To address these issues, we focused on sustained attention for estimating a designated elapsed interval under the FI schedule, and we hypothesized that it may prevent action from becoming habitual. We then investigated what might happen to the transition if this attentional burden is removed from the FI schedule by adding an auditory cue signaling the end of the required delay of reinforcement. We anticipated that, once a subject is released from the attentional burden, their action would become habitual, even under the FI schedule, and that the presence of attentional (cognitive) burden is a rate-limiting factor for the transition from goal-directed action to the habitual response.

Materials and Methods

Animals and apparatus

Sprague–Dawley male rats weighing 275–300 g (Japan SLC, Hamamatsu, Japan) were housed individually and maintained under a 12-h light-dark cycle (lights on at 08:45 h). All procedures were performed following the Guidelines for Proper Conduct of Animal Experiments (Science Council of Japan, June 2006) and were approved by the Institutional Animal Care and Use Committee of Kanazawa University. Behavioral training and testing were performed in standard operant chambers (Med Associates, St. Albans, VT, USA) equipped with a sonalert (ENV-233AM; Med Associates) that provided a 2,900 Hz, 65 dB of tone. Each chamber contained a recessed food magazine from which 45-mg food pellets (F0021; Bioserv, Flemington, NJ, USA) were delivered as a reinforcing outcome, and each magazine had one retractable lever on the left-hand side.

Interval schedules

During an FI schedule, the first lever press was rewarded only once a fixed amount of time had elapsed since the previous reinforcement. Also, the device initiated a time-out when the lever press input was not received within a specified period (10 s, 30 s, or 60 s after a fixed interval). (e.g., time-out = 10 s means that a food pellet will be dispensed immediately after a lever press only if the rats press the lever within the 10 s after the fixed interval).

Lever-press training

Initial training consisted of five daily 30 min sessions: apparatus habituation, magazine training (during which outcome pellets were delivered at random in a 30 s schedule), manual shaping for a left lever with 60 outcomes, and continuous reinforcement training (CRF) (two sessions)5.

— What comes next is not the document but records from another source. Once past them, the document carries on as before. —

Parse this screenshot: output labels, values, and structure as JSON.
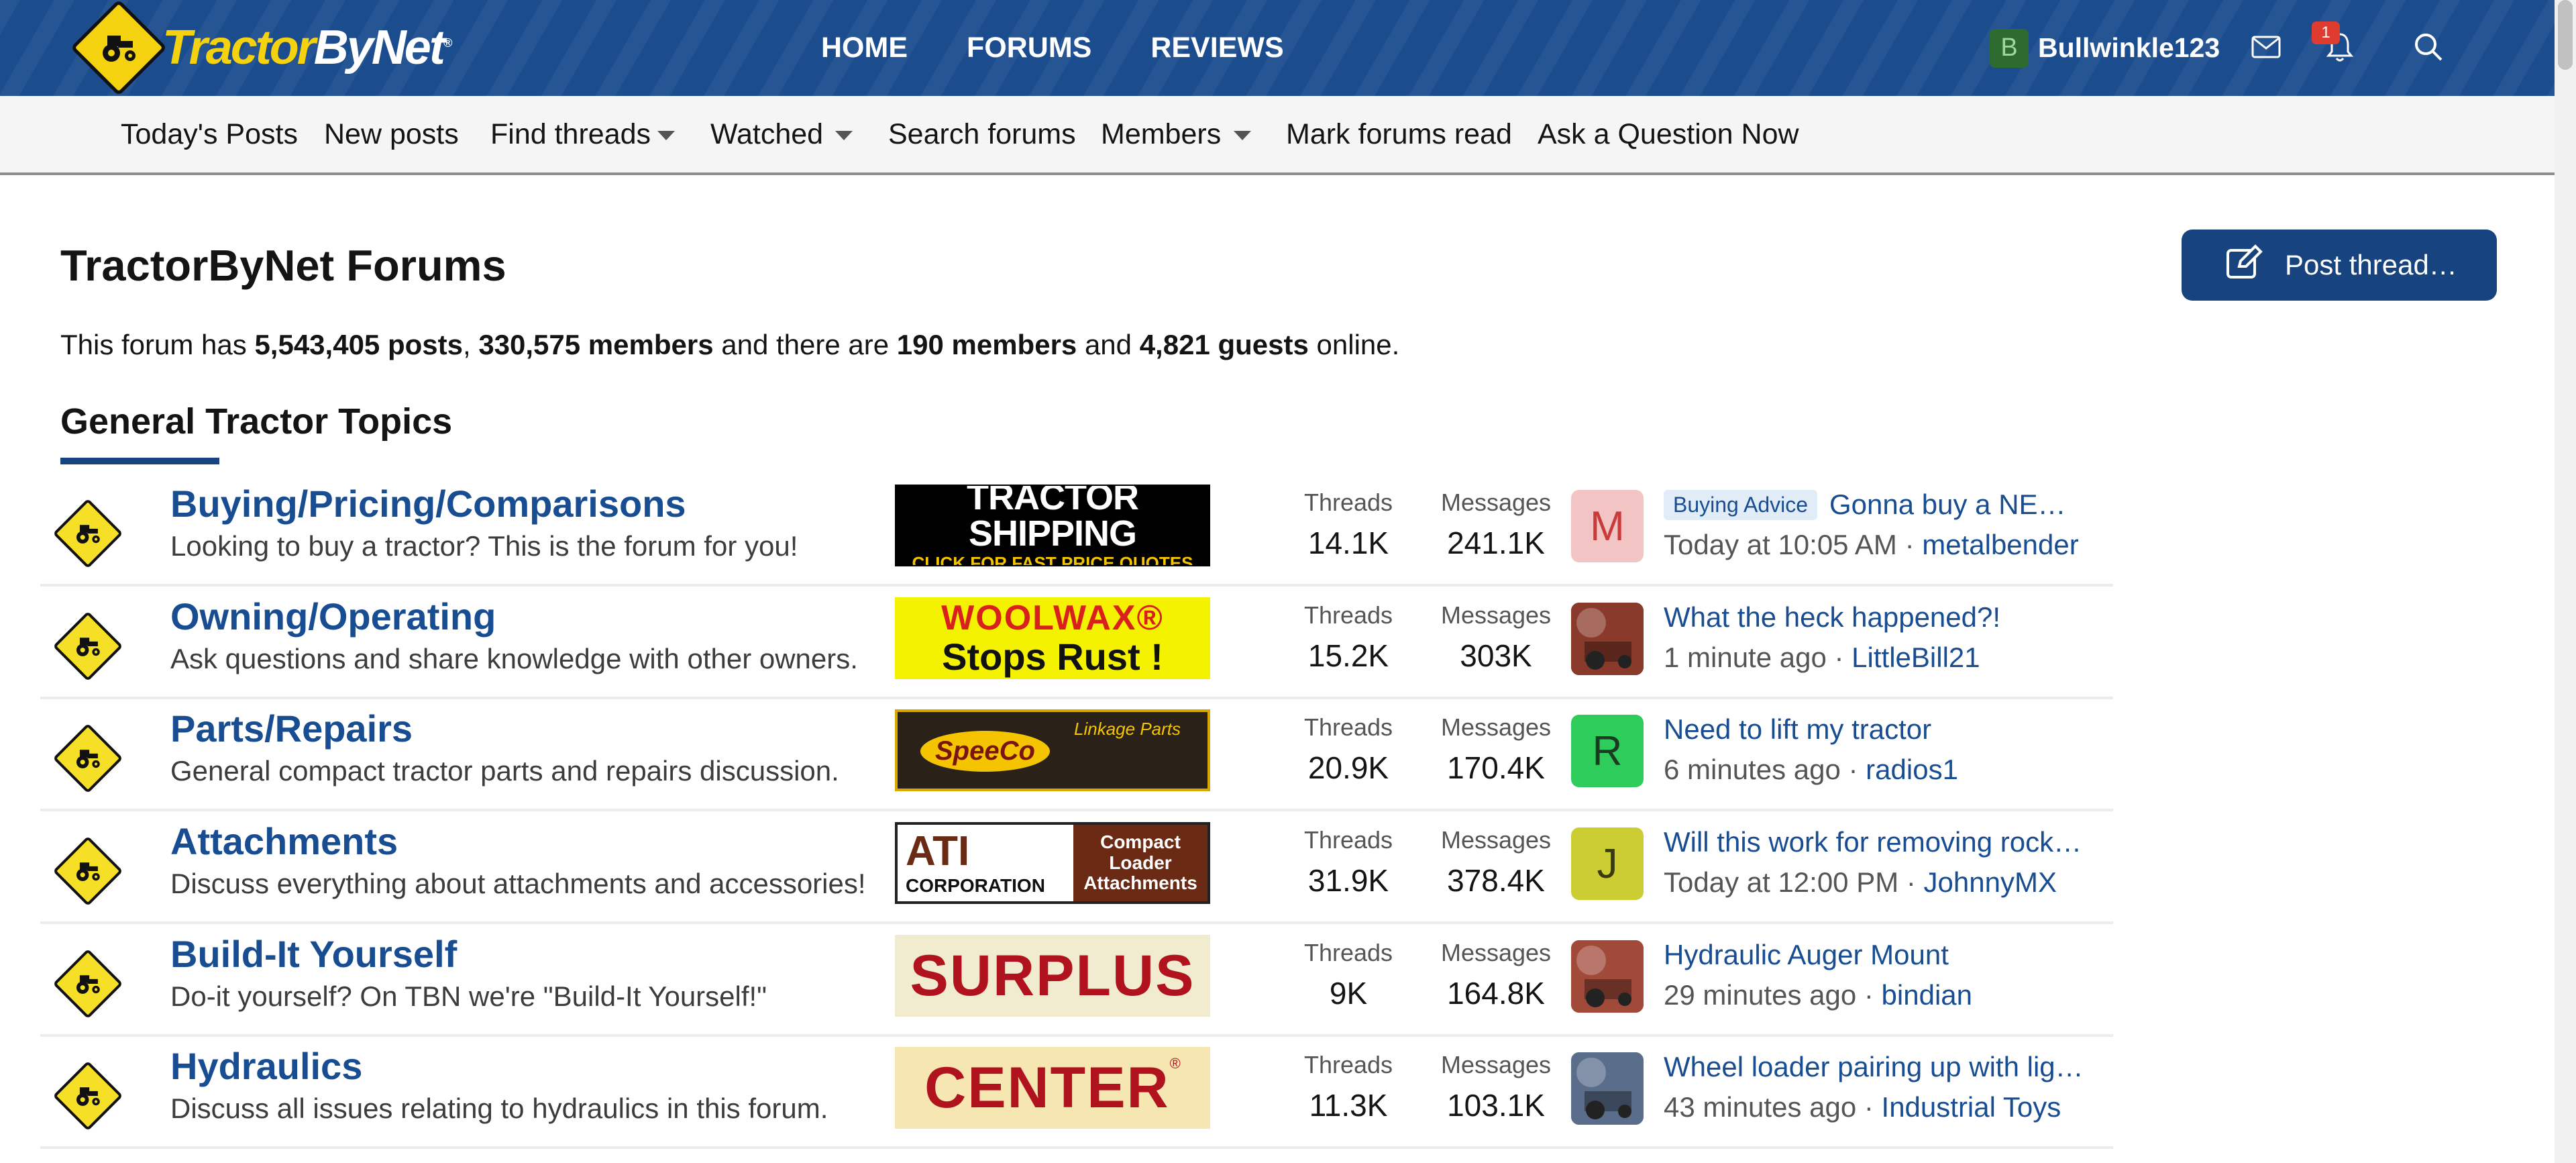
{
  "header": {
    "logo_tractor": "Tractor",
    "logo_by": "By",
    "logo_net": "Net",
    "logo_reg": "®",
    "nav": [
      "HOME",
      "FORUMS",
      "REVIEWS"
    ],
    "user": {
      "initial": "B",
      "name": "Bullwinkle123"
    },
    "alerts_count": "1"
  },
  "subnav": {
    "items": [
      "Today's Posts",
      "New posts",
      "Find threads",
      "Watched",
      "Search forums",
      "Members",
      "Mark forums read",
      "Ask a Question Now"
    ]
  },
  "page": {
    "title": "TractorByNet Forums",
    "post_thread_label": "Post thread…",
    "stats": {
      "prefix": "This forum has ",
      "posts": "5,543,405 posts",
      "sep1": ", ",
      "members": "330,575 members",
      "mid": " and there are ",
      "online_members": "190 members",
      "and": " and ",
      "guests": "4,821 guests",
      "suffix": " online."
    },
    "section_title": "General Tractor Topics"
  },
  "forums": [
    {
      "name": "Buying/Pricing/Comparisons",
      "desc": "Looking to buy a tractor? This is the forum for you!",
      "ad": {
        "line1": "TRACTOR SHIPPING",
        "line2": "CLICK FOR FAST PRICE QUOTES"
      },
      "threads_label": "Threads",
      "threads": "14.1K",
      "messages_label": "Messages",
      "messages": "241.1K",
      "avatar": {
        "type": "letter",
        "letter": "M",
        "bg": "#f2c4c4",
        "fg": "#c93a3a"
      },
      "prefix": "Buying Advice",
      "last_thread": "Gonna buy a NE…",
      "last_time": "Today at 10:05 AM",
      "last_user": "metalbender"
    },
    {
      "name": "Owning/Operating",
      "desc": "Ask questions and share knowledge with other owners.",
      "ad": {
        "line1": "WOOLWAX®",
        "line2": "Stops Rust !"
      },
      "threads_label": "Threads",
      "threads": "15.2K",
      "messages_label": "Messages",
      "messages": "303K",
      "avatar": {
        "type": "photo",
        "bg": "#8a3a2a"
      },
      "prefix": "",
      "last_thread": "What the heck happened?!",
      "last_time": "1 minute ago",
      "last_user": "LittleBill21"
    },
    {
      "name": "Parts/Repairs",
      "desc": "General compact tractor parts and repairs discussion.",
      "ad": {
        "line1": "SpeeCo",
        "line2": "Linkage Parts"
      },
      "threads_label": "Threads",
      "threads": "20.9K",
      "messages_label": "Messages",
      "messages": "170.4K",
      "avatar": {
        "type": "letter",
        "letter": "R",
        "bg": "#2ecc5a",
        "fg": "#1a3a22"
      },
      "prefix": "",
      "last_thread": "Need to lift my tractor",
      "last_time": "6 minutes ago",
      "last_user": "radios1"
    },
    {
      "name": "Attachments",
      "desc": "Discuss everything about attachments and accessories!",
      "ad": {
        "line1": "ATI",
        "line2": "CORPORATION",
        "line3": "Compact Loader Attachments"
      },
      "threads_label": "Threads",
      "threads": "31.9K",
      "messages_label": "Messages",
      "messages": "378.4K",
      "avatar": {
        "type": "letter",
        "letter": "J",
        "bg": "#cccc33",
        "fg": "#3a3a10"
      },
      "prefix": "",
      "last_thread": "Will this work for removing rock…",
      "last_time": "Today at 12:00 PM",
      "last_user": "JohnnyMX"
    },
    {
      "name": "Build-It Yourself",
      "desc": "Do-it yourself? On TBN we're \"Build-It Yourself!\"",
      "ad": {
        "line1": "SURPLUS"
      },
      "threads_label": "Threads",
      "threads": "9K",
      "messages_label": "Messages",
      "messages": "164.8K",
      "avatar": {
        "type": "photo",
        "bg": "#a24a3a"
      },
      "prefix": "",
      "last_thread": "Hydraulic Auger Mount",
      "last_time": "29 minutes ago",
      "last_user": "bindian"
    },
    {
      "name": "Hydraulics",
      "desc": "Discuss all issues relating to hydraulics in this forum.",
      "ad": {
        "line1": "CENTER",
        "line2": "®"
      },
      "threads_label": "Threads",
      "threads": "11.3K",
      "messages_label": "Messages",
      "messages": "103.1K",
      "avatar": {
        "type": "photo",
        "bg": "#5a6e8c"
      },
      "prefix": "",
      "last_thread": "Wheel loader pairing up with lig…",
      "last_time": "43 minutes ago",
      "last_user": "Industrial Toys"
    }
  ],
  "colors": {
    "header_blue": "#1b4c8e",
    "link_blue": "#184d92",
    "button_blue": "#17437f",
    "logo_yellow": "#f5d20f"
  },
  "icons": [
    "tractor-logo-icon",
    "mail-icon",
    "bell-icon",
    "search-icon",
    "edit-icon",
    "forum-tractor-icon"
  ]
}
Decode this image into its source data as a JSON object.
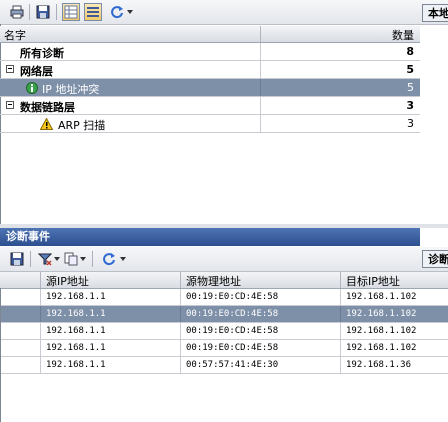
{
  "top_toolbar": {
    "side_tab_label": "本地",
    "icons": [
      "print-icon",
      "save-icon",
      "grid-icon",
      "list-icon",
      "refresh-icon"
    ]
  },
  "diagnosis_grid": {
    "columns": {
      "name": "名字",
      "count": "数量"
    },
    "rows": [
      {
        "label": "所有诊断",
        "count": "8",
        "type": "group"
      },
      {
        "label": "网络层",
        "count": "5",
        "type": "group"
      },
      {
        "label": "IP 地址冲突",
        "count": "5",
        "type": "item",
        "selected": true,
        "icon": "info-icon"
      },
      {
        "label": "数据链路层",
        "count": "3",
        "type": "group"
      },
      {
        "label": "ARP 扫描",
        "count": "3",
        "type": "item",
        "icon": "warning-icon"
      }
    ]
  },
  "events_panel": {
    "title": "诊断事件",
    "side_tab_label": "诊断",
    "columns": {
      "src_ip": "源IP地址",
      "src_mac": "源物理地址",
      "dst_ip": "目标IP地址"
    },
    "rows": [
      {
        "src_ip": "192.168.1.1",
        "src_mac": "00:19:E0:CD:4E:58",
        "dst_ip": "192.168.1.102",
        "selected": false
      },
      {
        "src_ip": "192.168.1.1",
        "src_mac": "00:19:E0:CD:4E:58",
        "dst_ip": "192.168.1.102",
        "selected": true
      },
      {
        "src_ip": "192.168.1.1",
        "src_mac": "00:19:E0:CD:4E:58",
        "dst_ip": "192.168.1.102",
        "selected": false
      },
      {
        "src_ip": "192.168.1.1",
        "src_mac": "00:19:E0:CD:4E:58",
        "dst_ip": "192.168.1.102",
        "selected": false
      },
      {
        "src_ip": "192.168.1.1",
        "src_mac": "00:57:57:41:4E:30",
        "dst_ip": "192.168.1.36",
        "selected": false
      }
    ]
  }
}
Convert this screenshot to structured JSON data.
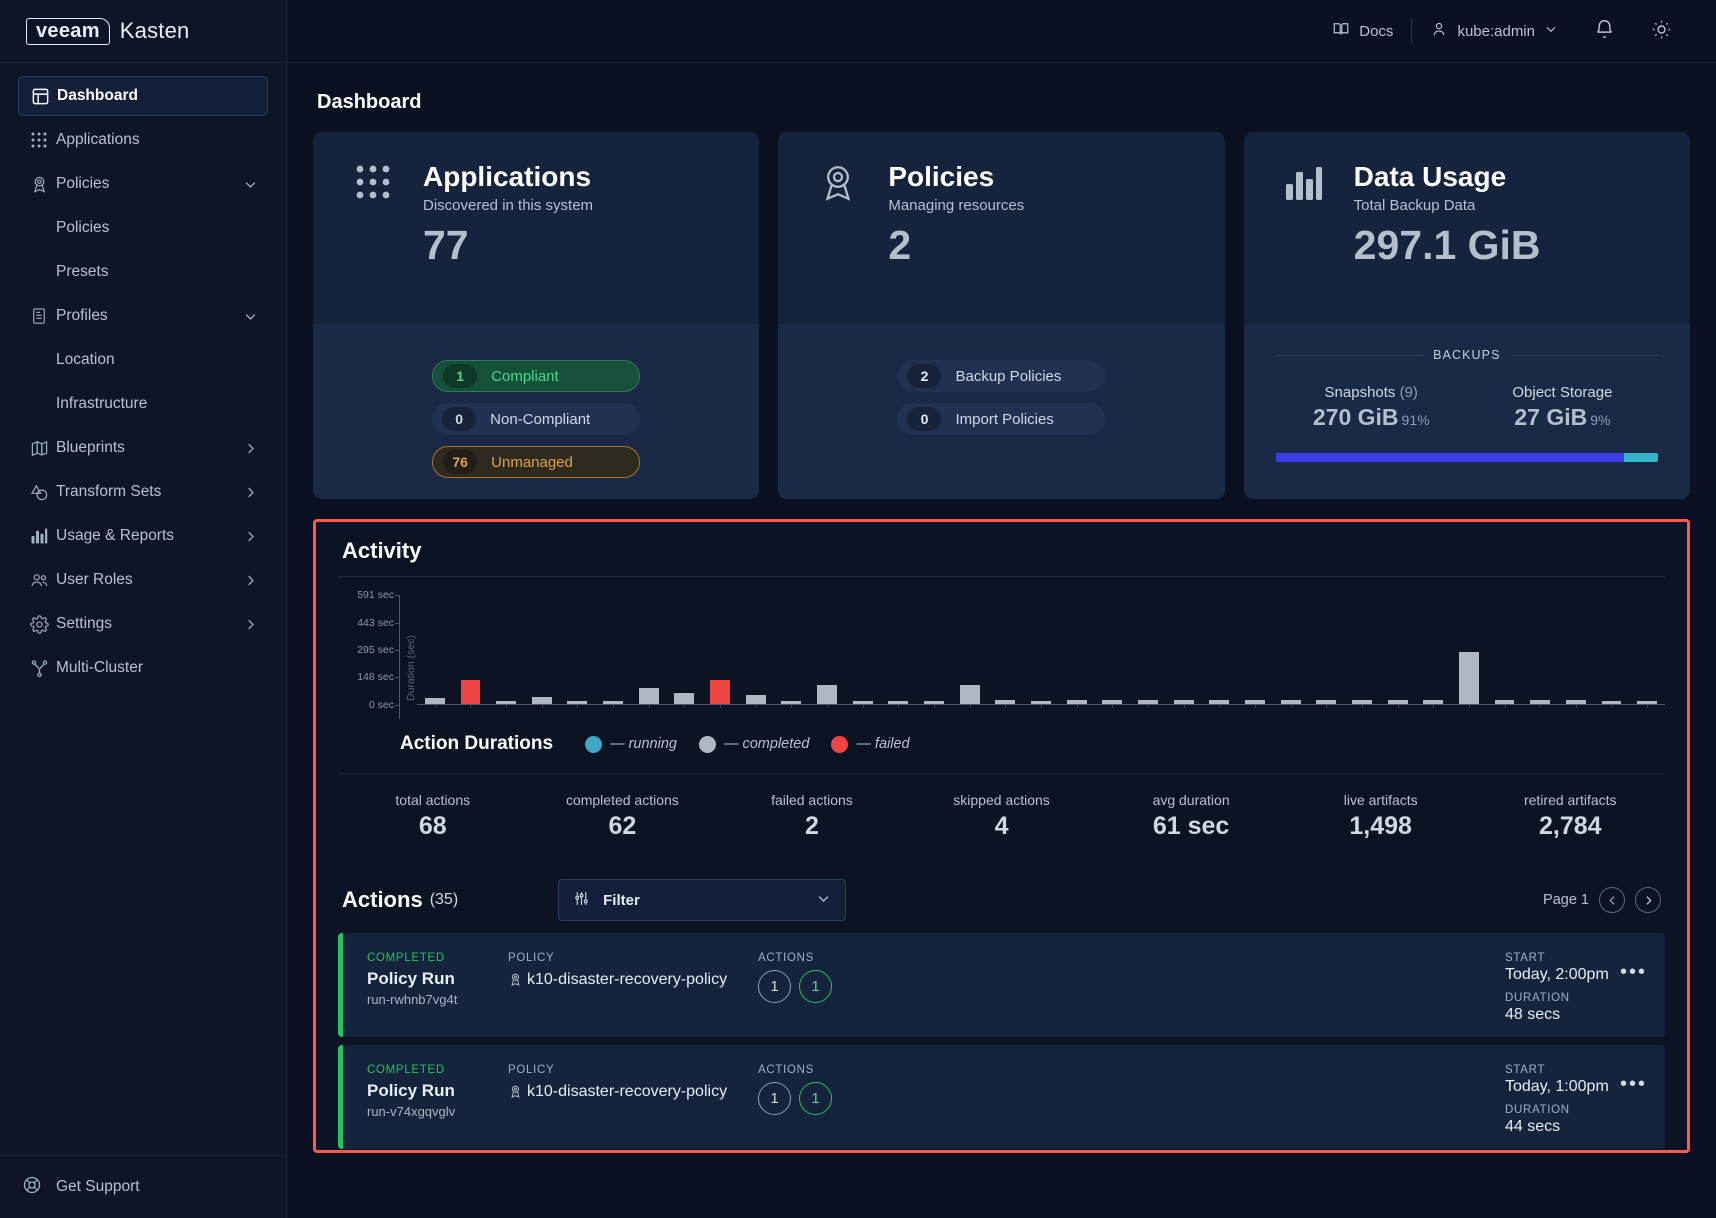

Following two CRF sessions, the rats were trained for three days on an FI 5-s schedule (a food pellet reward for the first lever press 5 s after the previous reinforcement; the time-out was 60 s), followed by three days on a FI 10-s schedule (time-out = 60 s), three days on an FI 20-s schedule (time-out = 60 s, 30 s, and 10 s, reduced), three days on an FI 30-s schedule (time-out: same as above), and, finally, three days on an FI 45-s schedule (time-out: same as above). Then, the rats were trained for two days on an FI 60-s schedule (time-out = 60 s and 30 s, reduced in a stepwise manner). Then, lever pressing was reinforced during an FI 60-s schedule (time-out = 10 s) lasting 14 days.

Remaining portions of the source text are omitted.